The two men in sole charge of our university maintenance, "Dave" and "Vince", have admitted that they are dealing with the university's pressing infrastructural crisis by "largely making things up as we go along".
The trouble started some time ago when Dave and his trusted mate Vince were called out to attend a serious cash-flow leak. But no sooner had they plugged this leak with some improvised policy padding than they were called to further breakdowns elsewhere that threatened the viability of the entire university system.
When our reporter Keith Ponting (30) finally caught up with them, both Dave and Vince blamed the debacle on a man called "Browne" who had devised the system in the first place and had been chosen for the job because his previous experience with a leading oil firm had given him special expertise in "leaking infrastructures".
And the winner is?
Our Head of University Award Seeking, Gillian Decanter, has hit back at those who have criticised our university's failure to submit an entry in the Outstanding Library Team category of the Times Higher Education Leadership and Management Awards.
Ms Decanter said that although she had "the greatest respect" for the university library and intended to visit it "in the foreseeable future", she had been deterred from nominating it because the recent "radical restructuring" meant that it was now run not by a team but solely by Mrs Mavis Etherington.
Although there were no doubts about the service provided by Mrs Etherington, it had been felt that her solitary presence at the awards ceremony might have stood out alongside the 186-person team that Poppleton had entered for the Outstanding Marketing/Communications Team award.
Thought for the Week
(contributed by Jennifer Doubleday, Head of Personal Development)
Please note that the offer of a 'free coach' in last week's Personal Development newsletter referred to the current availability of a 'life coach'. I am sorry if this comes as a disappointment to all those who wrote in to book a visit to the Blackpool Illuminations.
Not quite far enough
One of our leading academics, Professor Gordon Lapping of the Department of Media and Cultural Studies, has questioned the findings of a new study into "Burnout in university teaching staff" published in the journal Educational Research.
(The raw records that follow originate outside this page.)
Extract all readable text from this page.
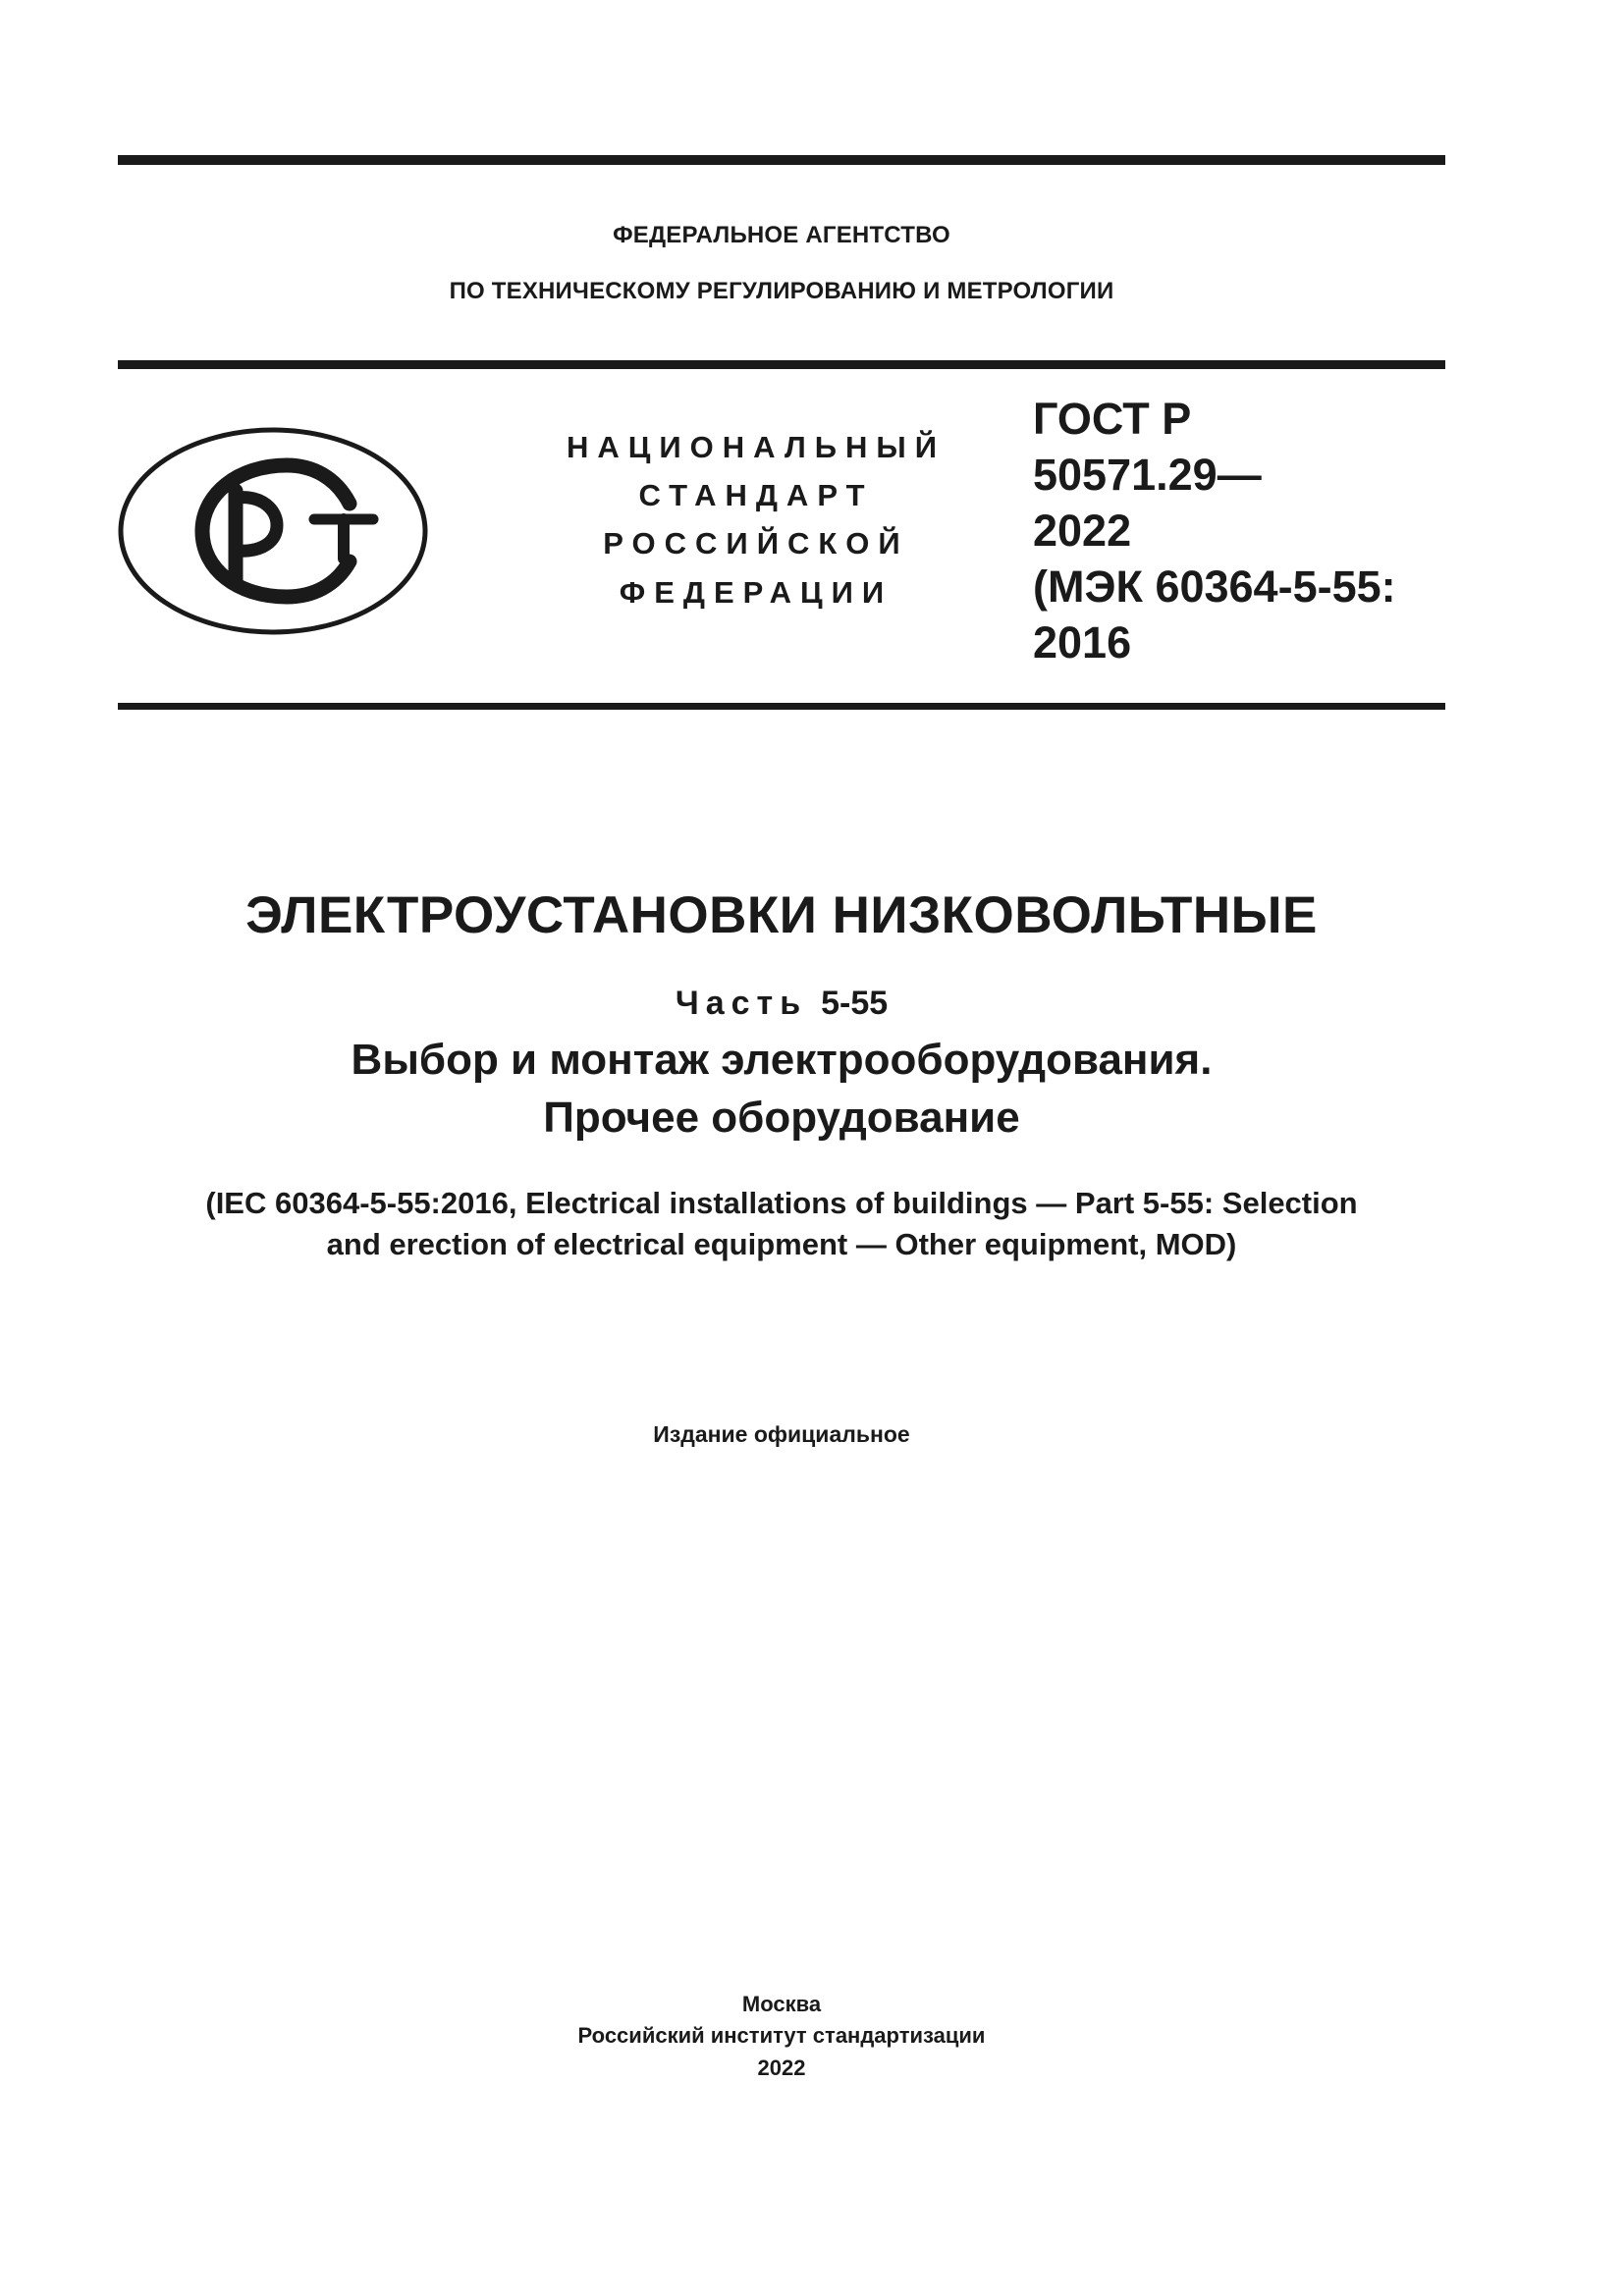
ФЕДЕРАЛЬНОЕ АГЕНТСТВО
ПО ТЕХНИЧЕСКОМУ РЕГУЛИРОВАНИЮ И МЕТРОЛОГИИ
НАЦИОНАЛЬНЫЙ
СТАНДАРТ
РОССИЙСКОЙ
ФЕДЕРАЦИИ
ГОСТ Р
50571.29—
2022
(МЭК 60364-5-55:
2016
ЭЛЕКТРОУСТАНОВКИ НИЗКОВОЛЬТНЫЕ
Часть 5-55
Выбор и монтаж электрооборудования.
Прочее оборудование
(IEC 60364-5-55:2016, Electrical installations of buildings — Part 5-55: Selection
and erection of electrical equipment — Other equipment, MOD)
Издание официальное
Москва
Российский институт стандартизации
2022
According to the study, this burnout manifests itself in "emotional exhaustion", a "cynical" attitude to others and "work-related dissatisfaction".
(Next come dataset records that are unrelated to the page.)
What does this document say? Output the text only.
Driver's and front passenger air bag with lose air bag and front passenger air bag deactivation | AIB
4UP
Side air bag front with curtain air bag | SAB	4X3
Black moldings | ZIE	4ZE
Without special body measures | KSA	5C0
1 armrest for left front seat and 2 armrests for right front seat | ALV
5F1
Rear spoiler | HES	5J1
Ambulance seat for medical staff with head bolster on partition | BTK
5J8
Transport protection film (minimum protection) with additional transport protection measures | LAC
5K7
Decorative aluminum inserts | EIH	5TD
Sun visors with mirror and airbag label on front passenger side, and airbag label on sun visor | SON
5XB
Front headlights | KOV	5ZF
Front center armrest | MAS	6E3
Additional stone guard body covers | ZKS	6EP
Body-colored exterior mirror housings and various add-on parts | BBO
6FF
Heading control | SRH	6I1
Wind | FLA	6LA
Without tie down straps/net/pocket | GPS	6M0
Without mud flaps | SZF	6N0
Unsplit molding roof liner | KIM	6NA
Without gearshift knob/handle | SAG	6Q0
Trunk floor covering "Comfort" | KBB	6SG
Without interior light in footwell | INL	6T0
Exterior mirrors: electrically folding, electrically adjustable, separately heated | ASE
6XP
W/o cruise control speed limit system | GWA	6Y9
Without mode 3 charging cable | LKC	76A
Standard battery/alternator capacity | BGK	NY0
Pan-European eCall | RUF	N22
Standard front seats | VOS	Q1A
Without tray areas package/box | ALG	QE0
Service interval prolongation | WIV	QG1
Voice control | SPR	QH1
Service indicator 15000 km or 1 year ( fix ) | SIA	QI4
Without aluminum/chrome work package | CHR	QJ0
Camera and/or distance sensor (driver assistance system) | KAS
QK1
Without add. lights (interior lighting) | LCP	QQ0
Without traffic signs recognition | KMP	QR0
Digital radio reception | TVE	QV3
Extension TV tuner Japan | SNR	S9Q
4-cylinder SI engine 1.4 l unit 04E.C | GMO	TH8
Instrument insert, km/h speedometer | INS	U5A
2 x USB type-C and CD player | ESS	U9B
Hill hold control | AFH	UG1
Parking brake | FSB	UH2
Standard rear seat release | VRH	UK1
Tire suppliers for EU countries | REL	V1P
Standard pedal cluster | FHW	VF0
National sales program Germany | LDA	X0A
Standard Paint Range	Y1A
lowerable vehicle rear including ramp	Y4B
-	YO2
But Lapping pointed out that although he was "dead on his feet", regarded most of his colleagues as "a few clowns short of a circus" and thoroughly detested almost every aspect of his current work, he was surprised that the report made no mention of such other "critical burnout indicators" as incipient alcoholism, suicidal tendencies and an obsessive desire to impale the vice-chancellor on the central prong of the university mace.